Outi Pieski: “This powerful matriarchal group of foremothers are ready to return back home”

Outi Pieski: “This powerful matriarchal group of foremothers are ready to return back home”

Outi Pieski‘s text from the opening of the exhibition The 47 Most Wanted Foremothers.

“The guiding drumming is not reaching into our ears from the museum cellars. We cannot hear our ancestors whispering under the earth because their heads are stolen. How can we relearn the healthy way of living when we are missing guidance from our ancestors? The museum belongings are our dictionaries, our guiding books for how to live as human beings in reciprocity with nature. 

My visit to the British Museum collection was in the year 2018 together with researcher Eeva-Kristiina Nylander (formerly Harlin) when we went to visit the old Sámi women’s hat called ládjogahpir as a part of our interdisciplinary rematriation project Máttaráhku ládjogahpir – Foremother’s Hat of Pride. One result of this project is this work, 47 Most Wanted Foremothers, which is an inventory of most of all known 60 ládjogahpirs in European museums. One of them lies in the British Museum cellars. 

I felt extremely happy and privileged to be able to enter this hidden world of treasures. But at the same time, I felt deep sorrow and anxiety in my chest. Researching the ládjogahpir hat was for me a long-awaited visit to meet the foremother. At the same time when I felt a deep warmhearted connection with the belonging, I got a sharp feeling of alienation towards my ancestors, after so many breaks and oblivion the colonial past has made between us. I was sorry for myself, not having been capable of understanding all the messages the foremother was telling me, throughout the belonging. And sorry for the dearest foremother not being able to take part in her descendants’ everyday life. 

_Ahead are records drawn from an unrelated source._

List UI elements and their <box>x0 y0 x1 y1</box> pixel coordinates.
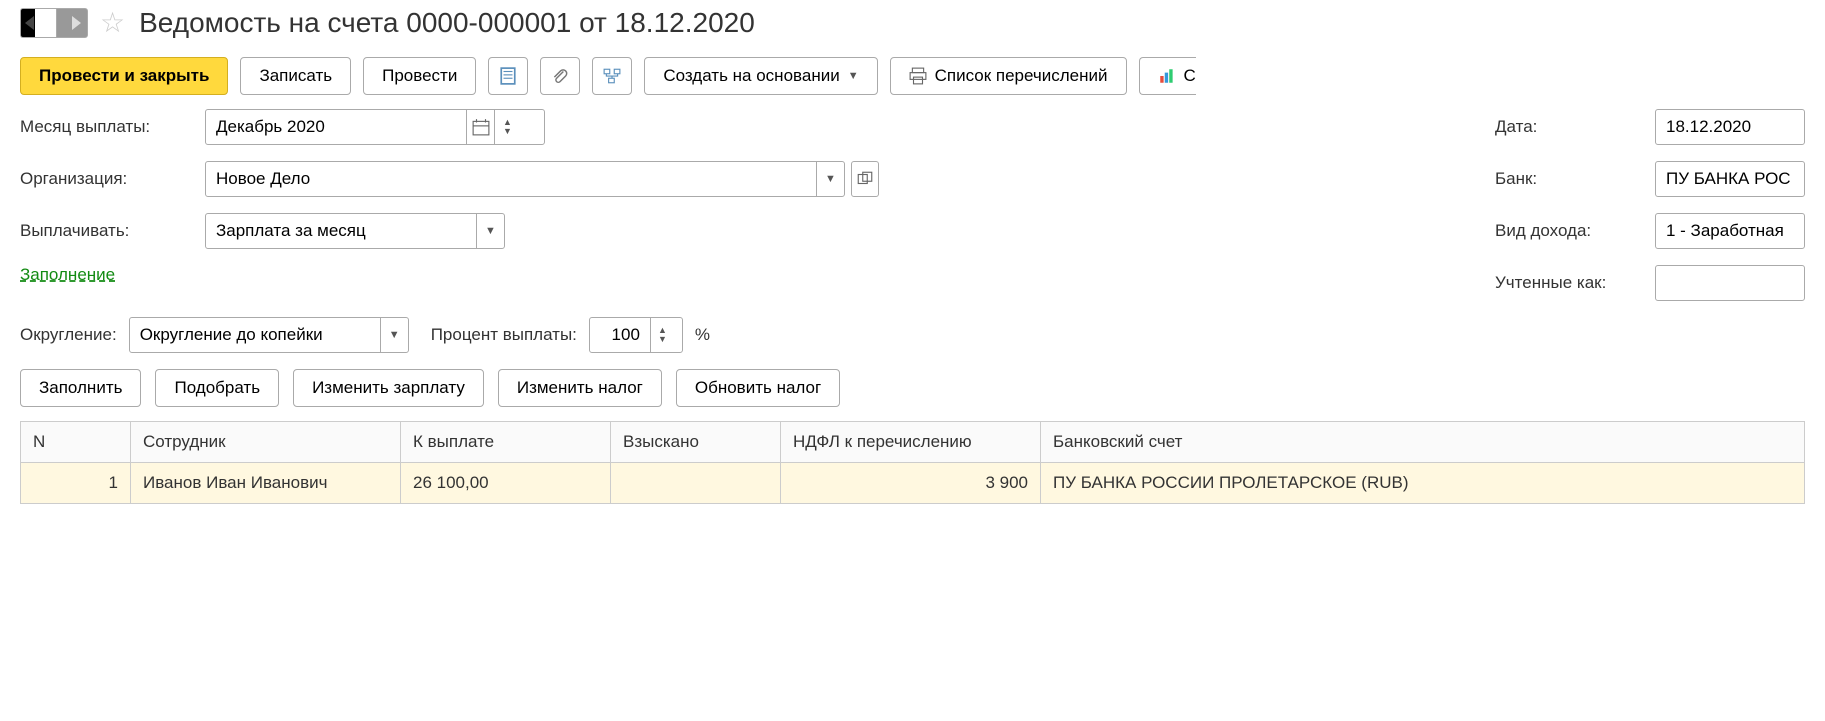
page-title: Ведомость на счета 0000-000001 от 18.12.… <box>139 7 755 39</box>
org-label: Организация: <box>20 169 205 189</box>
percent-input[interactable] <box>590 318 650 352</box>
income-type-input[interactable] <box>1656 214 1804 248</box>
percent-spin-down[interactable]: ▼ <box>658 335 667 344</box>
paperclip-icon <box>551 67 569 85</box>
cell-employee[interactable]: Иванов Иван Иванович <box>131 463 401 504</box>
create-based-label: Создать на основании <box>663 66 839 86</box>
percent-suffix: % <box>695 325 710 345</box>
document-icon-button[interactable] <box>488 57 528 95</box>
structure-icon <box>603 67 621 85</box>
calendar-icon <box>472 118 490 136</box>
create-based-on-button[interactable]: Создать на основании ▼ <box>644 57 877 95</box>
printer-icon <box>909 67 927 85</box>
rounding-label: Округление: <box>20 325 117 345</box>
attachment-icon-button[interactable] <box>540 57 580 95</box>
table-header-row: N Сотрудник К выплате Взыскано НДФЛ к пе… <box>21 422 1805 463</box>
fill-link[interactable]: Заполнение <box>20 265 115 285</box>
col-header-collected[interactable]: Взыскано <box>611 422 781 463</box>
transfer-list-label: Список перечислений <box>935 66 1108 86</box>
arrow-left-icon <box>25 16 34 30</box>
percent-label: Процент выплаты: <box>431 325 577 345</box>
month-input[interactable] <box>206 110 466 144</box>
nav-back-button[interactable] <box>20 8 56 38</box>
rounding-dropdown-button[interactable]: ▼ <box>380 318 408 352</box>
favorite-star-icon[interactable]: ☆ <box>100 6 125 39</box>
month-spin-down[interactable]: ▼ <box>503 127 512 136</box>
col-header-ndfl[interactable]: НДФЛ к перечислению <box>781 422 1041 463</box>
transfer-list-button[interactable]: Список перечислений <box>890 57 1127 95</box>
document-icon <box>499 67 517 85</box>
org-dropdown-button[interactable]: ▼ <box>816 162 844 196</box>
report-label: С <box>1184 66 1196 86</box>
nav-forward-button[interactable] <box>56 8 88 38</box>
chart-icon <box>1158 67 1176 85</box>
cell-n[interactable]: 1 <box>21 463 131 504</box>
pay-type-dropdown-button[interactable]: ▼ <box>476 214 504 248</box>
rounding-input[interactable] <box>130 318 380 352</box>
chevron-down-icon: ▼ <box>848 70 859 82</box>
pay-type-input[interactable] <box>206 214 476 248</box>
save-button[interactable]: Записать <box>240 57 351 95</box>
date-input[interactable] <box>1656 110 1804 144</box>
update-tax-button[interactable]: Обновить налог <box>676 369 840 407</box>
month-label: Месяц выплаты: <box>20 117 205 137</box>
structure-icon-button[interactable] <box>592 57 632 95</box>
date-label: Дата: <box>1495 117 1655 137</box>
col-header-n[interactable]: N <box>21 422 131 463</box>
cell-ndfl[interactable]: 3 900 <box>781 463 1041 504</box>
org-open-button[interactable] <box>851 161 879 197</box>
cell-to-pay[interactable]: 26 100,00 <box>401 463 611 504</box>
cell-collected[interactable] <box>611 463 781 504</box>
post-and-close-label: Провести и закрыть <box>39 66 209 86</box>
post-and-close-button[interactable]: Провести и закрыть <box>20 57 228 95</box>
org-input[interactable] <box>206 162 816 196</box>
bank-input[interactable] <box>1656 162 1804 196</box>
post-label: Провести <box>382 66 457 86</box>
table-row[interactable]: 1 Иванов Иван Иванович 26 100,00 3 900 П… <box>21 463 1805 504</box>
accounted-input[interactable] <box>1656 266 1804 300</box>
post-button[interactable]: Провести <box>363 57 476 95</box>
col-header-employee[interactable]: Сотрудник <box>131 422 401 463</box>
save-label: Записать <box>259 66 332 86</box>
bank-label: Банк: <box>1495 169 1655 189</box>
income-type-label: Вид дохода: <box>1495 221 1655 241</box>
edit-salary-button[interactable]: Изменить зарплату <box>293 369 484 407</box>
accounted-label: Учтенные как: <box>1495 273 1655 293</box>
fill-button[interactable]: Заполнить <box>20 369 141 407</box>
arrow-right-icon <box>72 16 81 30</box>
calendar-icon-button[interactable] <box>466 110 494 144</box>
col-header-to-pay[interactable]: К выплате <box>401 422 611 463</box>
pick-button[interactable]: Подобрать <box>155 369 279 407</box>
cell-bank[interactable]: ПУ БАНКА РОССИИ ПРОЛЕТАРСКОЕ (RUB) <box>1041 463 1805 504</box>
employee-table: N Сотрудник К выплате Взыскано НДФЛ к пе… <box>20 421 1805 504</box>
open-external-icon <box>856 170 874 188</box>
pay-label: Выплачивать: <box>20 221 205 241</box>
report-button-cutoff[interactable]: С <box>1139 57 1196 95</box>
col-header-bank[interactable]: Банковский счет <box>1041 422 1805 463</box>
edit-tax-button[interactable]: Изменить налог <box>498 369 662 407</box>
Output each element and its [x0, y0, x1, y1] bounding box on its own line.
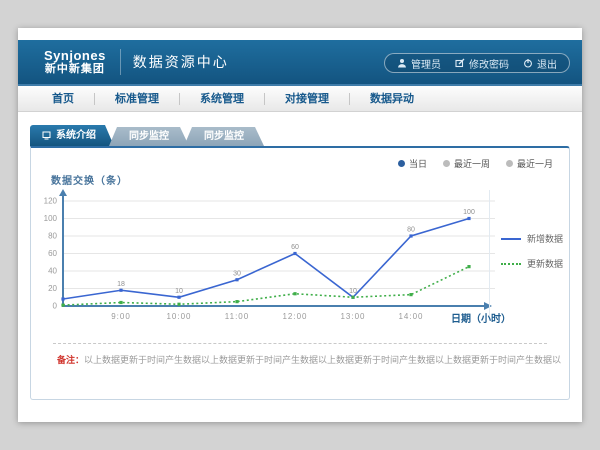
data-point: [467, 217, 470, 220]
period-option-today[interactable]: 当日: [398, 157, 427, 170]
main-nav: 首页 标准管理 系统管理 对接管理 数据异动: [18, 86, 582, 112]
data-label: 80: [407, 227, 415, 234]
tab-label: 同步监控: [204, 127, 244, 146]
user-menu[interactable]: 管理员: [397, 56, 441, 71]
legend-label: 更新数据: [527, 257, 563, 270]
data-label: 30: [233, 270, 241, 277]
browser-page: Synjones 新中新集团 数据资源中心 管理员 修改密码: [18, 28, 582, 422]
nav-item-standard-mgmt[interactable]: 标准管理: [95, 86, 179, 112]
series-legend: 新增数据 更新数据: [501, 232, 563, 282]
note-divider: [53, 343, 547, 344]
data-point: [409, 234, 412, 237]
user-icon: [397, 58, 407, 68]
tab-system-intro[interactable]: 系统介绍: [30, 125, 114, 146]
data-point: [177, 303, 180, 306]
data-label: 10: [175, 288, 183, 295]
x-axis-arrow-icon: [484, 302, 492, 310]
legend-label: 新增数据: [527, 232, 563, 245]
data-point: [235, 300, 238, 303]
nav-item-interface-mgmt[interactable]: 对接管理: [265, 86, 349, 112]
period-label: 最近一月: [517, 157, 553, 170]
user-toolbar: 管理员 修改密码 退出: [384, 53, 570, 73]
y-tick-label: 20: [48, 284, 57, 293]
data-point: [467, 265, 470, 268]
nav-item-data-change[interactable]: 数据异动: [350, 86, 434, 112]
y-tick-label: 120: [44, 197, 58, 206]
header-divider: [120, 49, 121, 75]
company-name: 新中新集团: [44, 63, 106, 75]
content-panel: 当日 最近一周 最近一月 数据交换（条） 0 20 40 60 80 100 120 9:00…: [30, 146, 570, 400]
period-option-last-month[interactable]: 最近一月: [506, 157, 553, 170]
tab-label: 系统介绍: [56, 125, 96, 146]
page-title: 数据资源中心: [133, 52, 229, 72]
change-password-button[interactable]: 修改密码: [455, 56, 509, 71]
data-label: 60: [291, 244, 299, 251]
data-point: [409, 293, 412, 296]
radio-selected-icon: [398, 160, 405, 167]
data-point: [61, 297, 64, 300]
document-icon: [42, 131, 51, 140]
legend-divider: [489, 190, 490, 316]
data-label: 18: [117, 281, 125, 288]
radio-icon: [506, 160, 513, 167]
y-tick-label: 60: [48, 249, 57, 258]
data-point: [293, 252, 296, 255]
line-chart: 0 20 40 60 80 100 120 9:00 10:00 11:00 12:00 13:00 1…: [33, 188, 499, 326]
y-tick-label: 40: [48, 267, 57, 276]
data-point: [119, 289, 122, 292]
data-point: [177, 296, 180, 299]
y-axis-title: 数据交换（条）: [51, 172, 128, 187]
data-label: 10: [349, 288, 357, 295]
y-axis-arrow-icon: [59, 189, 67, 196]
y-tick-label: 80: [48, 232, 57, 241]
period-filter: 当日 最近一周 最近一月: [398, 157, 553, 170]
x-tick-label: 11:00: [225, 312, 249, 321]
nav-item-home[interactable]: 首页: [32, 86, 94, 112]
footnote-label: 备注：: [57, 355, 84, 365]
y-tick-label: 0: [53, 302, 58, 311]
x-tick-label: 12:00: [282, 312, 307, 321]
tab-sync-monitor-2[interactable]: 同步监控: [184, 127, 264, 146]
data-point: [351, 296, 354, 299]
y-tick-label: 100: [44, 214, 58, 223]
data-point: [235, 278, 238, 281]
x-tick-label: 14:00: [398, 312, 423, 321]
change-password-label: 修改密码: [469, 56, 509, 71]
radio-icon: [443, 160, 450, 167]
tab-bar: 系统介绍 同步监控 同步监控: [30, 125, 264, 146]
data-label: 100: [463, 209, 475, 216]
period-option-last-week[interactable]: 最近一周: [443, 157, 490, 170]
x-tick-label: 9:00: [111, 312, 131, 321]
tab-label: 同步监控: [129, 127, 169, 146]
x-tick-label: 10:00: [166, 312, 191, 321]
legend-item-updated-data: 更新数据: [501, 257, 563, 270]
logout-button[interactable]: 退出: [523, 56, 557, 71]
footnote-text: 以上数据更新于时间产生数据以上数据更新于时间产生数据以上数据更新于时间产生数据以…: [84, 355, 561, 365]
logo[interactable]: Synjones 新中新集团: [44, 49, 106, 75]
data-point: [119, 301, 122, 304]
legend-item-new-data: 新增数据: [501, 232, 563, 245]
footnote: 备注：以上数据更新于时间产生数据以上数据更新于时间产生数据以上数据更新于时间产生…: [57, 353, 561, 366]
period-label: 当日: [409, 157, 427, 170]
x-axis-title: 日期（小时）: [451, 310, 511, 325]
nav-item-system-mgmt[interactable]: 系统管理: [180, 86, 264, 112]
data-point: [61, 304, 64, 307]
power-icon: [523, 58, 533, 68]
dotted-line-icon: [501, 263, 521, 265]
tab-sync-monitor-1[interactable]: 同步监控: [109, 127, 189, 146]
x-tick-label: 13:00: [340, 312, 365, 321]
logout-label: 退出: [537, 56, 557, 71]
brand-name: Synjones: [44, 49, 106, 63]
solid-line-icon: [501, 238, 521, 240]
period-label: 最近一周: [454, 157, 490, 170]
app-header: Synjones 新中新集团 数据资源中心 管理员 修改密码: [18, 40, 582, 86]
edit-icon: [455, 58, 465, 68]
user-name: 管理员: [411, 56, 441, 71]
data-point: [293, 292, 296, 295]
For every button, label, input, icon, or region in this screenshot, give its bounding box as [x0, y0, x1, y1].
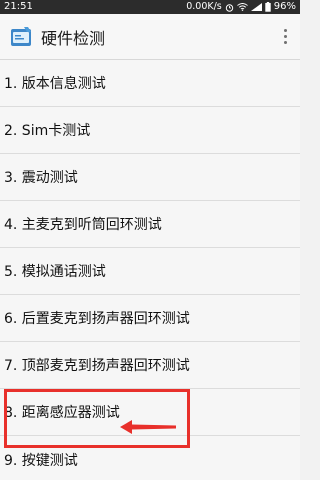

Every nation has a right for its own history. The hidden and non-spoken Sámi history has made us partly lose our memory, and therefore has endangered our ability to build our society towards the future. The Sámi belongings are scattered around the European museums and only a small number can be publicly displayed when the rest are lying in cellars. Those old objects are really rare and true treasures from our early ancestors. This means that to a large extent today’s Sámi societies need to live without access to their cultural heritage. 

Decolonisation is a question of real acts, questions of land and water. So is repatriation a real act, not a symbol or a metaphor. In some museums like in the Finnish National Museum and in The Norwegian Museum of Cultural History the repatriation of Sámi belongings is running. Many European museums, like the British Museum, should follow this path that is already halfway walked. There is a big need to indigenise museums on many levels. 

Rematriation starts from where repatriation does not reach. Rematriation is the resocialization of Sámi belongings, an act to make the belongings become a part of the living Sámi society, as researcher Eeva-Kristiina Nylander describes it. The belongings are forwarding messages across generations and actors in re-remembering, re-educating and communal healing. The project Foremother’s Hat of Pride is an example of the rematriation process, where we can rebuild our Sámi societies by working collectively with our ancestral belongings. There is a huge need for this kind of healing and learning processes in Sápmi. That is why we need to get our belongings from museum cellars back home to Sápmi. This powerful matriarchal group of foremothers are ready to return back home.”